Wall Street is closely watching an $8.8 trillion pile of cash that could quickly fuel a major market rally, according to a new report.
Investors are anticipating a seismic shift in the trillions of dollars that has piled up in money markets, reports the Wall Street Journal.
Capital poured into money market funds over the last year amid the banking crisis and the Fed’s interest rate hikes, which significantly boosted the yield for investors in short-term Treasuries.
Now, the Fed has publicly stated that rates have likely peaked, and Wall Street is ready for that $8.8 trillion to begin to shift into stocks and bonds.
“Investors are optimistic that with rates poised to fall, people will redirect that money and fuel markets’ next leg higher…
Rates above 5% were flashy after years of safe investments offering little interest.
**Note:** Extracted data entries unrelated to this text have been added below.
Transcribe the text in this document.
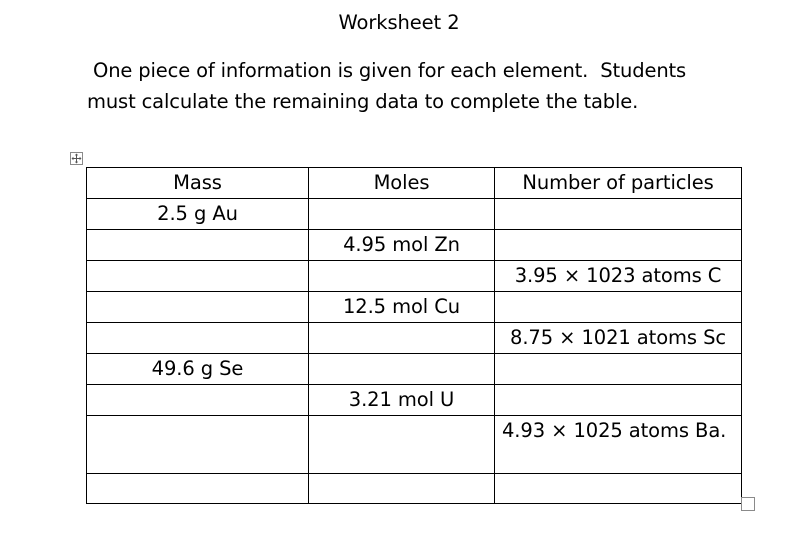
Worksheet 2
One piece of information is given for each element.  Students
must calculate the remaining data to complete the table.
Mass	Moles	Number of particles
2.5 g Au		
	4.95 mol Zn	
		3.95 × 1023 atoms C
	12.5 mol Cu	
		8.75 × 1021 atoms Sc
49.6 g Se		
	3.21 mol U	
		4.93 × 1025 atoms Ba.
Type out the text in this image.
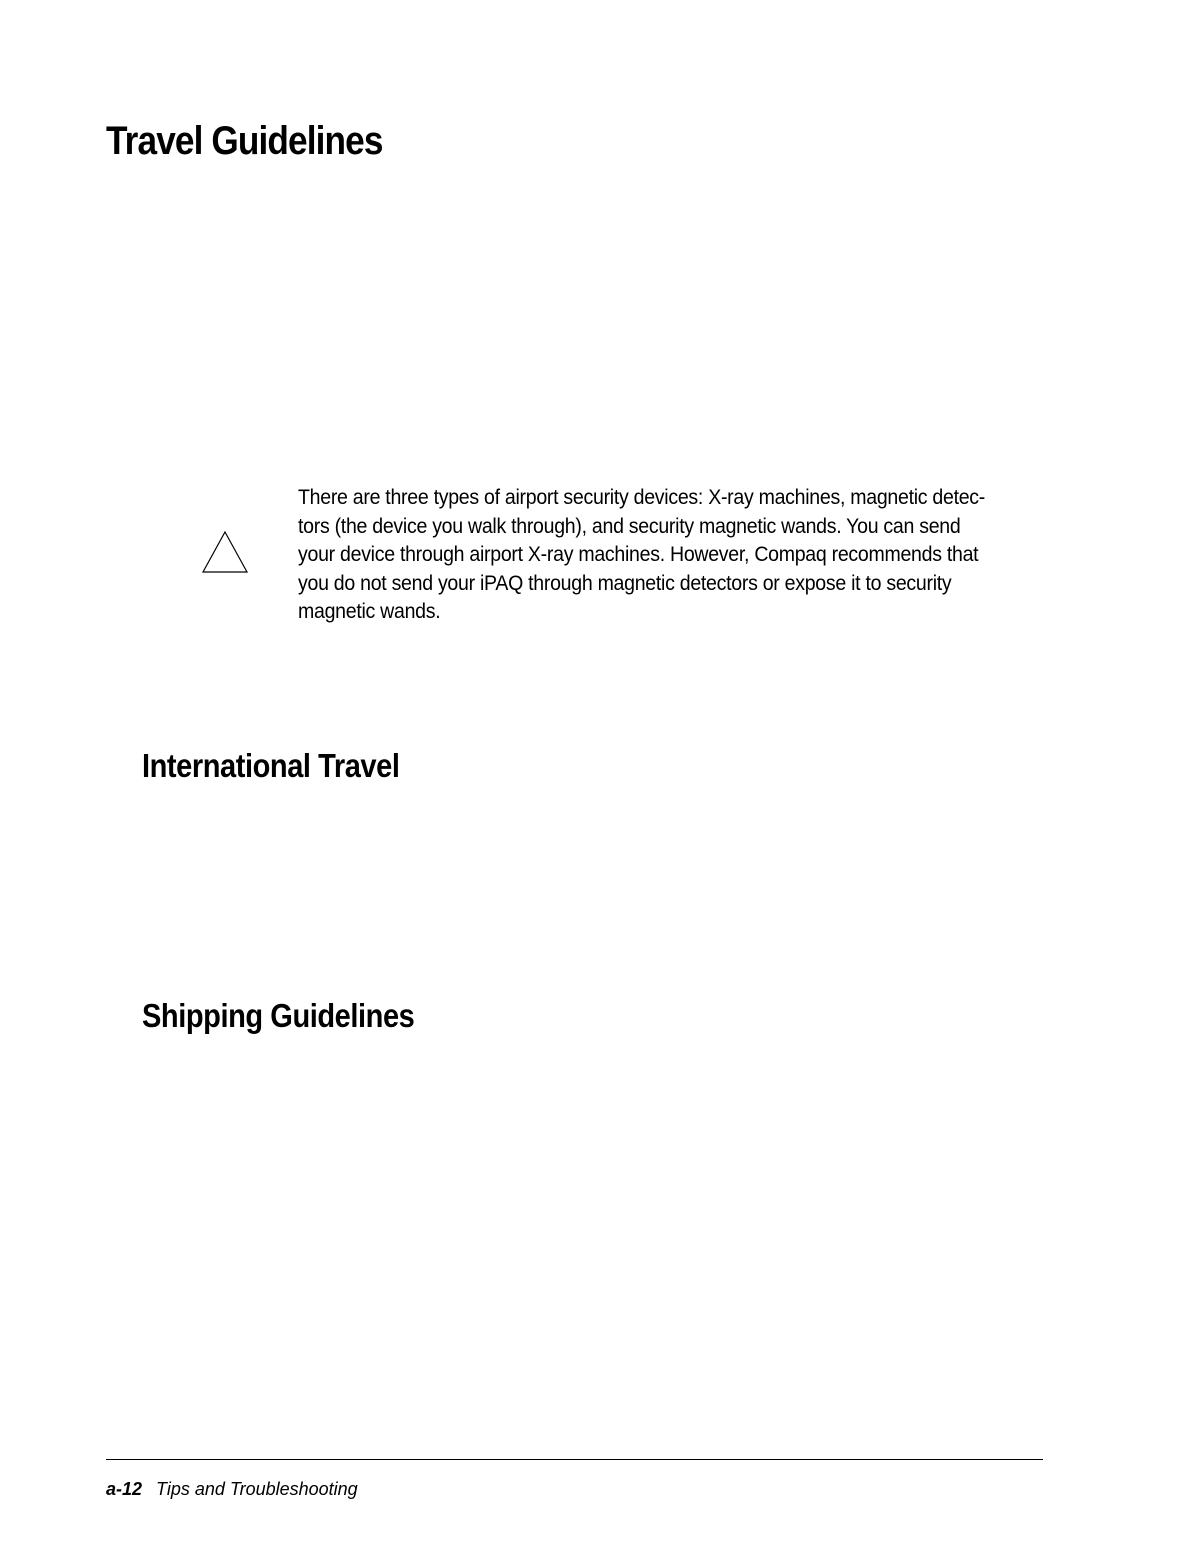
Travel Guidelines

There are three types of airport security devices: X-ray machines, magnetic detec-
tors (the device you walk through), and security magnetic wands. You can send
your device through airport X-ray machines. However, Compaq recommends that
you do not send your iPAQ through magnetic detectors or expose it to security
magnetic wands.

International Travel
Shipping Guidelines
a-12 Tips and Troubleshooting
Their fall could drive investors to U.S. stocks, which have historically provided the highest returns in the long run.”
Randy Gwirtzman, who manages portfolios at Baron Capital, tells the Journal he’s ready and waiting.
“The assets in money-market funds are staggering. All that dry powder is on the sidelines and waiting to invest.”
For the moment, investors in money market funds may be curious about taking on more risk, but JPMorgan says it’s clear they have yet to do so.
According to Reuters, the bank’s fixed income strategists say that so far this year, the amount of money entering money market funds has risen by $75 billion, when they typically witness outflows in the first quarter of the year.
The bank says the timing on the potential shift of capital remains in question.
“Some expect outflows this year, especially if the Federal Reserve delivers the rate cuts it has penciled in for 2024…
However, in prior easing cycles, money market funds continued to see inflows even when the Fed began to cut rates, according to JPMorgan’s analysis of three such cycles since 1995.”